The Weather says ‘Wake up’, after Dorothy Parker, by Art Ó Súilleabháin

The weather says ‘Wake up’
after Dorothy Parker

You do
nutrients flowing against gravity
through xylem to extremities
from spear to soft
brown to green
cased to unfurled
you are cloaked in a new life
dressed in a spring trousseau
yellow for forsythia
white for blackthorn
pink Japanese Sakura
multi-coloured apple blossom
but what of a late frost in April
We’re here now
We might as well live.

Art Ó Súilleabháin was born in Corr na Móna, Co. Galway and spent some years in Boston USA. He has worked in Dublin, Castlebar and Washington DC before returning to Corr na Móna.
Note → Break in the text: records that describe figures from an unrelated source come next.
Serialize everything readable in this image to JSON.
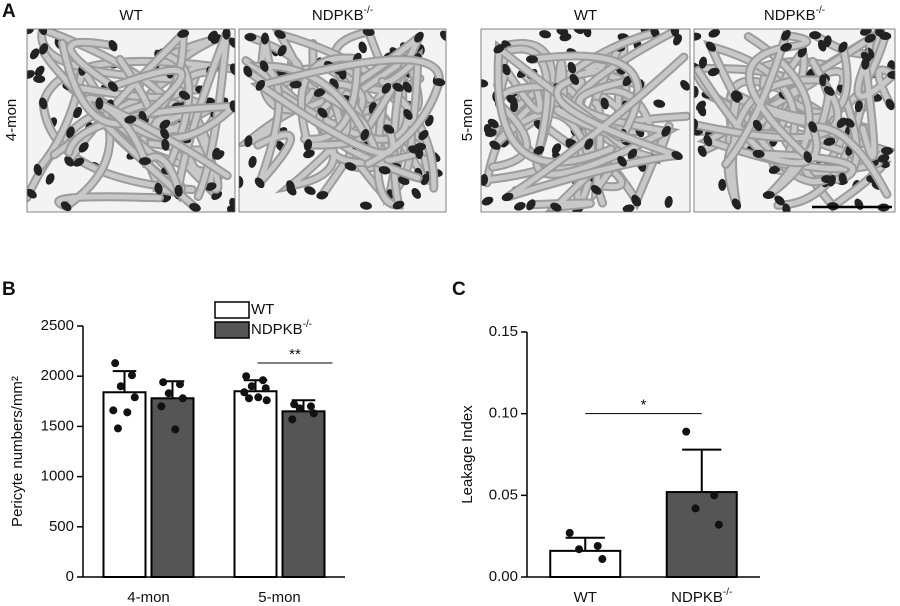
{
  "panel_a": {
    "panel_label": "A",
    "groups": [
      {
        "row_label": "4-mon",
        "columns": [
          {
            "label": "WT",
            "sup": null
          },
          {
            "label": "NDPKB",
            "sup": "-/-"
          }
        ]
      },
      {
        "row_label": "5-mon",
        "columns": [
          {
            "label": "WT",
            "sup": null
          },
          {
            "label": "NDPKB",
            "sup": "-/-"
          }
        ]
      }
    ]
  },
  "chart_data": [
    {
      "type": "bar",
      "panel_label": "B",
      "y_label": "Pericyte numbers/mm²",
      "categories": [
        "4-mon",
        "5-mon"
      ],
      "series": [
        {
          "name": "WT",
          "name_sup": null,
          "color": "#ffffff",
          "values": [
            1840,
            1850
          ],
          "errors": [
            210,
            110
          ],
          "points": [
            [
              2130,
              2010,
              1900,
              1790,
              1660,
              1640,
              1480
            ],
            [
              2000,
              1960,
              1900,
              1880,
              1840,
              1790,
              1780,
              1760
            ]
          ]
        },
        {
          "name": "NDPKB",
          "name_sup": "-/-",
          "color": "#555555",
          "values": [
            1780,
            1650
          ],
          "errors": [
            170,
            110
          ],
          "points": [
            [
              1940,
              1920,
              1830,
              1780,
              1700,
              1470
            ],
            [
              1720,
              1700,
              1680,
              1630,
              1570
            ]
          ]
        }
      ],
      "ylim": [
        0,
        2500
      ],
      "yticks": [
        0,
        500,
        1000,
        1500,
        2000,
        2500
      ],
      "legend": "top",
      "significance": [
        {
          "label": "**",
          "category": 1
        }
      ]
    },
    {
      "type": "bar",
      "panel_label": "C",
      "y_label": "Leakage Index",
      "categories": [
        "WT",
        "NDPKB"
      ],
      "category_sups": [
        null,
        "-/-"
      ],
      "colors": [
        "#ffffff",
        "#555555"
      ],
      "values": [
        0.016,
        0.052
      ],
      "errors": [
        0.008,
        0.026
      ],
      "points": [
        [
          0.027,
          0.019,
          0.017,
          0.011
        ],
        [
          0.089,
          0.05,
          0.042,
          0.032
        ]
      ],
      "ylim": [
        0,
        0.15
      ],
      "yticks": [
        {
          "value": 0,
          "label": "0.00"
        },
        {
          "value": 0.05,
          "label": "0.05"
        },
        {
          "value": 0.1,
          "label": "0.10"
        },
        {
          "value": 0.15,
          "label": "0.15"
        }
      ],
      "significance": [
        {
          "label": "*",
          "category": null
        }
      ]
    }
  ]
}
He has been featured in Poetry Ireland, Writing Home (Daedalus Press), Hold Open the Door (Ireland Chair of Poetry), Boyne Berries, Skylight 47, Salt on the Coals (Winchester) and Cinnamon Press. He has published books for children as Gaeilge. His first collection of poetry for adults ‘Mayflies in the Heather’ was published by Revival Press in in March 2021. (www.artosuilleabhain.com)

 

Fruit, by Stephen Wren

Fruit

I rub my wrists, being a male lemur,
to produce aldehydes that smell of fruit
they attract mates. I must be a dreamer!
I rub my wrists, being a male lemur,
the smell was designed by the redeemer
He devised bespoke aromas to suit
I rub my wrists, being a male lemur,
to produce aldehydes that smell of fruit

Dr Stephen Paul Wren was educated at Cambridge and worked as a chemist in industry for many years. He transitioned back into academia at Oxford before joining Kingston University in September 2018 where he works as a Senior lecturer.
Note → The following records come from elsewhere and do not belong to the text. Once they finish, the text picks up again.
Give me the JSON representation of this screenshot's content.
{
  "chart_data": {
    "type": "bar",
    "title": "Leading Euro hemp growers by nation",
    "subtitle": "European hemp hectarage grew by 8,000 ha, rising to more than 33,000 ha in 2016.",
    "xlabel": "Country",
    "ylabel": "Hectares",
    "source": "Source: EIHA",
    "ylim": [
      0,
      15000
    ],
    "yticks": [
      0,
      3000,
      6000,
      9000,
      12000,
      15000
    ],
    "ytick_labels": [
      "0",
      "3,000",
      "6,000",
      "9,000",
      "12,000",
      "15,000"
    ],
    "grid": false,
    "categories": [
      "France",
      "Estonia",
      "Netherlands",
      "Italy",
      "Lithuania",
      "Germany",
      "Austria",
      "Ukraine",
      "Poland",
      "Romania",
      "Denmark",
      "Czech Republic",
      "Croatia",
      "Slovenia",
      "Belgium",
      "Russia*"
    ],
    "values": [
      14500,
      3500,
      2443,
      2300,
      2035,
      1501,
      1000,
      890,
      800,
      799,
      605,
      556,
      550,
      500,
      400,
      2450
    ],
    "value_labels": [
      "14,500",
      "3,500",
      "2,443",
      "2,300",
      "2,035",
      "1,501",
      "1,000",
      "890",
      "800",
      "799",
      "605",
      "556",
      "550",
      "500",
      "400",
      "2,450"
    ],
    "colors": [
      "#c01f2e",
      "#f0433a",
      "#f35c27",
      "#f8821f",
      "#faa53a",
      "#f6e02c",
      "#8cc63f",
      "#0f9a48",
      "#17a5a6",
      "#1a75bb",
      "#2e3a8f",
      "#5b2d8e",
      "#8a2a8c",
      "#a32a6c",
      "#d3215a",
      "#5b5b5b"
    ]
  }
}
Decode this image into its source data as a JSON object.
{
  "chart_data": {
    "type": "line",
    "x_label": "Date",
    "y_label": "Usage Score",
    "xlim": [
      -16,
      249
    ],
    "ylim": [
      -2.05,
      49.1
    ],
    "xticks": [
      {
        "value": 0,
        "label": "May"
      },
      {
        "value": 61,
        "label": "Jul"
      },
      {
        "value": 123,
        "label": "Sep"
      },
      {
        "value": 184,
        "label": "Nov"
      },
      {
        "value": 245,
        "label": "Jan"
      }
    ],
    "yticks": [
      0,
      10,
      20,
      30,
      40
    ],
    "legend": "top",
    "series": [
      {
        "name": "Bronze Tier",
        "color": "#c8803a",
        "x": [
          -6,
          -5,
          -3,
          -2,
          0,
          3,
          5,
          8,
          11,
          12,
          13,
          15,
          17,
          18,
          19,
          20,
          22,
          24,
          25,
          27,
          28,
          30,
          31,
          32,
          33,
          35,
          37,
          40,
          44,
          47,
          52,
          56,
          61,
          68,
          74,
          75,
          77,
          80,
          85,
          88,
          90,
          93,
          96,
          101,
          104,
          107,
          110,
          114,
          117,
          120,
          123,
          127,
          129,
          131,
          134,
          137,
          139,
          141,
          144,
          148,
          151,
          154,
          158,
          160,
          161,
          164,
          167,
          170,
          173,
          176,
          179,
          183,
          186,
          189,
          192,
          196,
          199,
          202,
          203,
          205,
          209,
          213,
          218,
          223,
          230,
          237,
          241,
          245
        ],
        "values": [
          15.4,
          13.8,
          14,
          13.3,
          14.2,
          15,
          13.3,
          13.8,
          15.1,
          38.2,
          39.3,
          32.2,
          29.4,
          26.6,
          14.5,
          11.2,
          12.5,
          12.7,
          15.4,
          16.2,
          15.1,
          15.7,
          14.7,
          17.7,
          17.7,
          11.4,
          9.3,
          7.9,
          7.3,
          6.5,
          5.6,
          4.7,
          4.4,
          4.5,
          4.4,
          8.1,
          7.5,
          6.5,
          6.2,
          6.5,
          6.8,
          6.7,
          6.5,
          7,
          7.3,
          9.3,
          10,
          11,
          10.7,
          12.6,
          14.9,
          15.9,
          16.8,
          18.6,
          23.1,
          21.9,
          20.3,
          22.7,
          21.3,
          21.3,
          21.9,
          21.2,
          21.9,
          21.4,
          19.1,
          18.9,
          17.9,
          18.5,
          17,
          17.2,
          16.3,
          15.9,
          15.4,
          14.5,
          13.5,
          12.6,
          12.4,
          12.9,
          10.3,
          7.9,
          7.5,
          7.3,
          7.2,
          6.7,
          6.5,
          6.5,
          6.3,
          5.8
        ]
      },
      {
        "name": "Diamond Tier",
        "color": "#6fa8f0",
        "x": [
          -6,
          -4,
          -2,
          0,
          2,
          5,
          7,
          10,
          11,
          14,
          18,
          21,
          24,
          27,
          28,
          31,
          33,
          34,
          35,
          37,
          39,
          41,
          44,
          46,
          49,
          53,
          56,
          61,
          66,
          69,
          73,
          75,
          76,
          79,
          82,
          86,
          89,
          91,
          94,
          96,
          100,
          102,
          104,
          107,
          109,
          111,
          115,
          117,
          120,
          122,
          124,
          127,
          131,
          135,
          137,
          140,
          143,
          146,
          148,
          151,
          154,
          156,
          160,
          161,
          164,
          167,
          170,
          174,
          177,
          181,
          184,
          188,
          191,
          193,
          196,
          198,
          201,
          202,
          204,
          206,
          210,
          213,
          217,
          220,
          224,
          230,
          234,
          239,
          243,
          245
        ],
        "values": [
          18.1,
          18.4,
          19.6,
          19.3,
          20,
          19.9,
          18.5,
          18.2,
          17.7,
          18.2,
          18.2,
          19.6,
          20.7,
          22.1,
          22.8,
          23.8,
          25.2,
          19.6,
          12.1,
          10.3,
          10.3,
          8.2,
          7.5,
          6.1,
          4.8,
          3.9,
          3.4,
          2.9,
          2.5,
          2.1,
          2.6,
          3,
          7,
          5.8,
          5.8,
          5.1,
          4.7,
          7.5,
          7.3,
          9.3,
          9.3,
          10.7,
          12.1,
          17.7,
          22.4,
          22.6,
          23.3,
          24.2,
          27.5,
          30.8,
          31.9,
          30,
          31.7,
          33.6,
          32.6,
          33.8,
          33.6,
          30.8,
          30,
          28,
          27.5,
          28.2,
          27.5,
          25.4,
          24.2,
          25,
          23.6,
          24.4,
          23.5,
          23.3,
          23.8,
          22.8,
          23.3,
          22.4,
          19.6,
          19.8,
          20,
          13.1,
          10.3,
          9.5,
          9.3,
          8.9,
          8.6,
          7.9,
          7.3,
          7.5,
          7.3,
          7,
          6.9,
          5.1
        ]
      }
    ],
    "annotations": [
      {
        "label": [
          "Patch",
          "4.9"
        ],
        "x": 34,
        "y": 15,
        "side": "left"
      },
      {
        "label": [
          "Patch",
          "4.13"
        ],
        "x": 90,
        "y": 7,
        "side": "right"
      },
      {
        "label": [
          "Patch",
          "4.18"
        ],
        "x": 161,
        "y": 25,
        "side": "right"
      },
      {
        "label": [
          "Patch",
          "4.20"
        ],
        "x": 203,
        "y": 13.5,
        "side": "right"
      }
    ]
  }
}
Stephen’s poetry can be read at www.stephenpaulwren.wixsite.com/luke12poetry and on Twitter @Stephen34343631.

 

A Grudge, by Heather Moulson

A Grudge

On my tenth birthday, I got a toy horse
A party was out of the question of course
But I really wanted a Tiny Tears Doll

Gran got me Playdough, my smile
became thin
I thanked her profusely as it went in
the bin
But I really wanted a Tiny Tears Doll

Was there no end of crap presents today?!
Oh, a construction set! Cheers, auntie Gaye!
But I really wanted a Tiny Tears Doll

Mum baked a cake, the icing was pink
I pigged the lot and was sick in the sink
But I really wanted a Tiny Tears Doll

Heather Moulson has been writing and performing poetry since 2016, and has featured extensively in London and Surrey. Heather’s first pamphlet Bunty, I Miss You! Was published in 2019 She mainly hankers for a certain era and lives in Twickenham with a stroppy black cat.